Dynamic Vision Mamba: Re‑ordering Pruning and Adaptive Block Selection Cut FLOPs by 35.2%

1. Introduction

Vision Mamba models achieve high computational efficiency compared to attention‑based Vision Transformers, yet they suffer from spatial redundancy at both token and block levels. Token redundancy arises from excessive visual tokens, while block redundancy stems from multiple SSM modules that create throughput bottlenecks.

2. Problem Analysis

Statistical analysis on ImageNet‑1K shows that 94.6% of pixel‑wise attention scores are below 70%, indicating many tokens contribute little to performance. Simple mask‑based token pruning, successful in ViTs, breaks training‑inference consistency in Mamba models because the recurrent‑like state propagation is disrupted.

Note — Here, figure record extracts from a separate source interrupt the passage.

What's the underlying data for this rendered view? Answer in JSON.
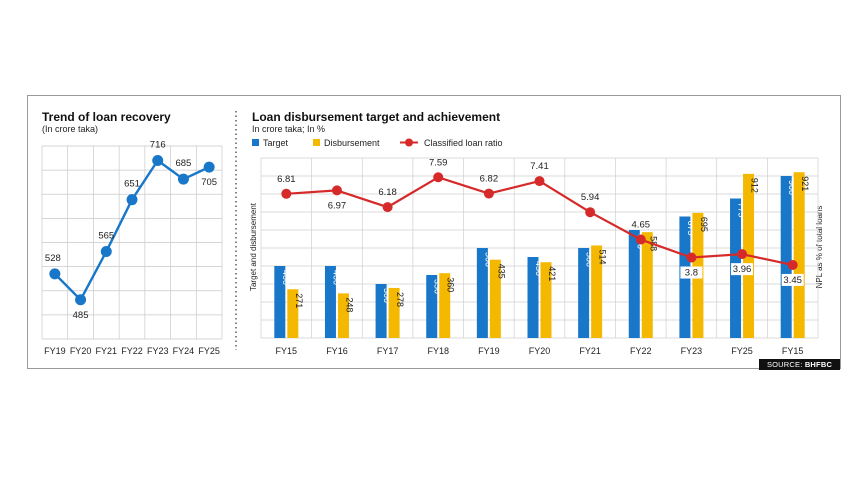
{
  "chart_data": [
    {
      "type": "line",
      "title": "Trend of loan recovery",
      "subtitle": "(In crore taka)",
      "categories": [
        "FY19",
        "FY20",
        "FY21",
        "FY22",
        "FY23",
        "FY24",
        "FY25"
      ],
      "values": [
        528,
        485,
        565,
        651,
        716,
        685,
        705
      ],
      "ylim": [
        420,
        740
      ],
      "grid": true,
      "colors": {
        "line": "#1877c9",
        "point": "#1877c9"
      }
    },
    {
      "type": "bar",
      "title": "Loan disbursement target and achievement",
      "subtitle": "In crore taka; In %",
      "categories": [
        "FY15",
        "FY16",
        "FY17",
        "FY18",
        "FY19",
        "FY20",
        "FY21",
        "FY22",
        "FY23",
        "FY25",
        "FY15"
      ],
      "series": [
        {
          "name": "Target",
          "color": "#1877c9",
          "values": [
            400,
            400,
            300,
            350,
            500,
            450,
            500,
            600,
            675,
            775,
            900
          ]
        },
        {
          "name": "Disbursement",
          "color": "#f5b800",
          "values": [
            271,
            248,
            278,
            360,
            435,
            421,
            514,
            588,
            695,
            912,
            921
          ]
        }
      ],
      "line_series": {
        "name": "Classified loan ratio",
        "color": "#d62a2a",
        "values": [
          6.81,
          6.97,
          6.18,
          7.59,
          6.82,
          7.41,
          5.94,
          4.65,
          3.8,
          3.96,
          3.45
        ],
        "ylim": [
          0,
          8.5
        ]
      },
      "ylim": [
        0,
        1000
      ],
      "ylabel": "Target and disbursement",
      "y2label": "NPL as % of total loans",
      "grid": true,
      "legend": "top-left"
    }
  ],
  "source": {
    "prefix": "SOURCE:",
    "name": "BHFBC"
  }
}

Similarly, experiments on Vim demonstrate that removing SSM blocks yields up to 2.83× speed‑up with minimal FLOPs change, confirming block redundancy.

3. Core Innovations

Re‑ordering Pruning Strategy – During training, tokens are pruned and then reordered so that retained tokens form a contiguous block before entering the next Mamba layer, preserving the sequence order required for inference without extra computation.

Dynamic Block Selection – For each image, a predictor decides how many forward and backward SSM blocks to activate, disabling unnecessary blocks on a per‑sample basis.

End‑to‑End Joint Loss – A combined loss comprising classification, two supervision losses for token‑pruning ratio, and two distillation losses (KL divergence and token‑level MSE) ensures high performance after pruning and block selection.

4. Methodology

4.1 Token Pruning

DyVM performs multi‑stage pruning. At each stage a binary mask predicts whether a token is kept (probability p) or dropped (probability 1‑p) using a Gumbel‑Softmax‑based predictor. The mask is applied to the token embeddings, and the retained tokens are reordered into a contiguous sequence while preserving relative order. The class token is re‑inserted at its original position.

4.2 Dynamic Block Selection

Each Vim layer contains a block selector that takes the class token as input and outputs scores for forward and backward blocks. Scores are binarized via a Gumbel‑sigmoid to produce block masks, which are multiplied with block outputs to skip inactive blocks.

4.3 Training Objective

The total loss L = λ₁L_cls + λ₂L_token_sup + λ₃L_block_sup + λ₄L_KL + λ₅L_token_MSE combines:

Cross‑entropy classification loss.

Mean‑square error (MSE) supervising the token‑pruning ratio at each stage.

MSE supervising the average active block ratio across all layers.

Kullback‑Leibler divergence between student and teacher (original backbone) outputs.

Token‑level MSE aligning retained tokens with teacher tokens.

5. Experiments

5.1 Models and Datasets

DyVM is integrated into Vim‑T, Vim‑S, and Vim‑B, and compared against HiddenAlign (HA). Generalization is evaluated on VideoMamba, MambaReg, and UperNet for image classification, video understanding (Kinetics‑400), and semantic segmentation (ADE20K) respectively.

5.2 Settings

Training uses 30 epochs with cosine learning‑rate schedule, warm‑up of 5 epochs, and batch sizes 128/64/32 for Tiny/Small/Base models. Token pruning uses three stages with a target token ratio of 0.7, and block selection targets a uniform block ratio across layers.

5.3 Main Results

On Vim‑S, DyVM reduces FLOPs by 35.2% while incurring only 1.7% top‑1 accuracy loss, outperforming HA. Similar FLOPs reductions and modest accuracy drops are observed on VideoMamba and MambaReg, confirming strong cross‑architecture generalization. Ablation studies show that increasing the number of pruning stages improves accuracy, and that using raw token inputs for the mask predictor yields the best performance.

5.4 Throughput and Visualization

DyVM accelerates inference on various devices, with larger models (e.g., Vim‑B) benefiting the most. Visualizations of token attention heatmaps and block‑selection masks illustrate how redundant tokens are pruned and how block paths are customized per image.

6. Limitations

Minor performance degradation (≈1.7% accuracy loss) despite large FLOPs savings.

Method is tailored to Mamba‑based visual backbones and may not transfer directly to other architectures.

Introducing learnable predictors and multi‑stage pruning adds training complexity.

7. Conclusion

DyVM introduces a re‑ordering pruning mechanism and dynamic block selection that together resolve training‑inference inconsistency and substantially cut computational cost in Vision Mamba models. The approach maintains competitive accuracy, generalizes across tasks and model families, and opens avenues for designing more efficient Mamba‑based vision architectures.